The NSW Police Association is backing an Illawarra Mercury campaign to increase sentencing penalties for parents convicted of child neglect, as new research shows officers are at the forefront of identifying such cases in the community.

The Australian Institute of Health and Welfare’s 2016-17 Child Protection Australia report says police officers accounted for 21 per cent of total notifications to child protection services – more than teachers, social workers, doctors or family members.

However, where cases of neglect end in criminal charges in NSW, parents and caregivers in all but the most extreme cases will walk away with only a monetary fine due to the limited sentencing options available under the current legislation.

The Mercury’s State of Neglect campaign is calling on the NSW Government to include jail terms for serious child neglect cases after a Wollongong magistrate expressed frustration at only being able to issue a fine to an Illawarra mother who allowed her children to live in extreme squalor.

Changing the legislation to include jail sentences would allow judicial officers to consider alternative, community-based orders in lieu of prison, such as supervised court bonds that would require an offender to attend rehabilitation or counselling.

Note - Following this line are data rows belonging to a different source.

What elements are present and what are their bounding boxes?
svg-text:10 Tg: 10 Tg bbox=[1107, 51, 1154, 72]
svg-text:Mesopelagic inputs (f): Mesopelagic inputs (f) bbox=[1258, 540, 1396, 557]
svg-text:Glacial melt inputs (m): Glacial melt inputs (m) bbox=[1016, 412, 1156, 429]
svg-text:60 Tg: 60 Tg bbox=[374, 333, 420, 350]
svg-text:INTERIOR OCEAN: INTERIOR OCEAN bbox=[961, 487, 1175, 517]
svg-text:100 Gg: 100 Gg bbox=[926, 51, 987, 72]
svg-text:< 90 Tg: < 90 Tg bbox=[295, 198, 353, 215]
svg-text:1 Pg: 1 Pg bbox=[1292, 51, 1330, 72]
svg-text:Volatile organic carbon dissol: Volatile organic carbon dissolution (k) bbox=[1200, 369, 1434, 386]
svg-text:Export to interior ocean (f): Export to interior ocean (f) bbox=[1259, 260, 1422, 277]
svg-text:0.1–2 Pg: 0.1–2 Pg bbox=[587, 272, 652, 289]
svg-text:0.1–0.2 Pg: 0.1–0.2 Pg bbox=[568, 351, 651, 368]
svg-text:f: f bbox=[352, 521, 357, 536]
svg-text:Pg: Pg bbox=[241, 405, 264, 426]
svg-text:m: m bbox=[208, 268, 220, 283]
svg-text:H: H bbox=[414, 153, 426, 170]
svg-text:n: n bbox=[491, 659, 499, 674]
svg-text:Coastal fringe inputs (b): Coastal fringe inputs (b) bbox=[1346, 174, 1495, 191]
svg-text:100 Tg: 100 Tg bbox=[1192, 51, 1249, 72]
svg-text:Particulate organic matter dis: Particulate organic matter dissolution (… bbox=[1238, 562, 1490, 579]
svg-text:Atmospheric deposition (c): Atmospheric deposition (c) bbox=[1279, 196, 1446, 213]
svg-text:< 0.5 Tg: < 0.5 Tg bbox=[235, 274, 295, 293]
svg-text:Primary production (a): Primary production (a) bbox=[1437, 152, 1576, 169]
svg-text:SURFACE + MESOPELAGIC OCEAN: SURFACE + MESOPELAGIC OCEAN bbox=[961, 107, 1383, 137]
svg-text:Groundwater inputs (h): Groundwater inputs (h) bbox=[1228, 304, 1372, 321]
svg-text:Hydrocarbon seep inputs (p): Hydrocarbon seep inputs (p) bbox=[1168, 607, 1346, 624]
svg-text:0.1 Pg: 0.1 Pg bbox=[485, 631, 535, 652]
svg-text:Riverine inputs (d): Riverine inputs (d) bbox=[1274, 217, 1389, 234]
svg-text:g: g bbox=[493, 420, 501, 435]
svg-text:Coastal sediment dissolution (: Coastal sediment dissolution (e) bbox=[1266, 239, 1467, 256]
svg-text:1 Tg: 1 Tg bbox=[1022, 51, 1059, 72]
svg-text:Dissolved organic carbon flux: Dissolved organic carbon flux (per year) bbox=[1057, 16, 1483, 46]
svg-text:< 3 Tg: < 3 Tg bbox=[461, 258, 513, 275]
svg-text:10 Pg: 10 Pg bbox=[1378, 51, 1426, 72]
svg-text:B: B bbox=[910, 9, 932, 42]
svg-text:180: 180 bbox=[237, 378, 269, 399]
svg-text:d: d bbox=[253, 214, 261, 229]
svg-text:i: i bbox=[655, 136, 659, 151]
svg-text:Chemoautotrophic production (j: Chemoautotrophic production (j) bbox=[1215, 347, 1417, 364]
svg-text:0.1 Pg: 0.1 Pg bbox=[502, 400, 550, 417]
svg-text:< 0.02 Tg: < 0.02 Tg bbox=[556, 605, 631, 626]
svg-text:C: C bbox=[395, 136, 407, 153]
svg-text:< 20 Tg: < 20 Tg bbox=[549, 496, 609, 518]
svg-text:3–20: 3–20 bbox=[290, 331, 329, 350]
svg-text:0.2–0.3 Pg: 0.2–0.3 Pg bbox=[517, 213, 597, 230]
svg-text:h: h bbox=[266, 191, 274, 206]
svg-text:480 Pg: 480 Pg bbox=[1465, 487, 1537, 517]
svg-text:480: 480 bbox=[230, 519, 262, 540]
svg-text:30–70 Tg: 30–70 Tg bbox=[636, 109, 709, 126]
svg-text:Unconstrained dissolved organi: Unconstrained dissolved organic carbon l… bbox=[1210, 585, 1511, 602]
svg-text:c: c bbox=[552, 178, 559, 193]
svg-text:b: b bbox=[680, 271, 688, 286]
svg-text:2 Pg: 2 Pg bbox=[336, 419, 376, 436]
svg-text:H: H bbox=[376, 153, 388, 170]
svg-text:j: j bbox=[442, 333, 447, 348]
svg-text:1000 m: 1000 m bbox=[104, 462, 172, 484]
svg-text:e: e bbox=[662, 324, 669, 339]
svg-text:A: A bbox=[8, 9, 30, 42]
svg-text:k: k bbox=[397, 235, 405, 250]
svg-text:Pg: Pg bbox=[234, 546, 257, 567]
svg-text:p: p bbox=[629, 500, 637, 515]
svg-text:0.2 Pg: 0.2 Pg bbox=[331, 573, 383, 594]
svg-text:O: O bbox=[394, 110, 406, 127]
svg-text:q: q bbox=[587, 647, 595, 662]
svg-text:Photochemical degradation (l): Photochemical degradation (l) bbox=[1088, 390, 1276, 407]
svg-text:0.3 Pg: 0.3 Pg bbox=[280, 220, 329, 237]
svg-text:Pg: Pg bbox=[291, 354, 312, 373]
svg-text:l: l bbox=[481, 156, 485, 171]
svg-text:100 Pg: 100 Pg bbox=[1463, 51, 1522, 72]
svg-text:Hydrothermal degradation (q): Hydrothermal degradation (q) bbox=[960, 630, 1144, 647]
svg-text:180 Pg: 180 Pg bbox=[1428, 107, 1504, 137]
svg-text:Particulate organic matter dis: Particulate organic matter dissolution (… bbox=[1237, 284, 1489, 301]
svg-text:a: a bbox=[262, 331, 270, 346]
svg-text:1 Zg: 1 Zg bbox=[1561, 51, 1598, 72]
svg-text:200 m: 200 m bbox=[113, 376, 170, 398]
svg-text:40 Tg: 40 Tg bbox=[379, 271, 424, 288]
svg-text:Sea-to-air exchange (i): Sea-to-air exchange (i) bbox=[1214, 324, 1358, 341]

The Mercury understands the move has strong support from many rank and file officers in the Illawarra.

Family and Community Services minister Pru Goward has so far refused to publicly commit to introducing new laws to parliament but has ordered a FACS review into the adequacy of the current options.

The NSW Police Association’s Wollongong delegate, Jason Hogan, said any changes – along with additional resources to implement them – would be welcomed by police.

“We support any review that will lead to the judiciary having a range of appropriate sentencing options for matters of child neglect,” he said.

“It must be open to the bench to take action against those who seriously fail in their obligation to care for our most vulnerable people – their kids.

“FACS needs to be properly resourced to respond to children identified by police and other agencies as at risk of harm. When FACS intervention does not improve the situation the courts must have the ability to punish those who continue to neglect their kids”.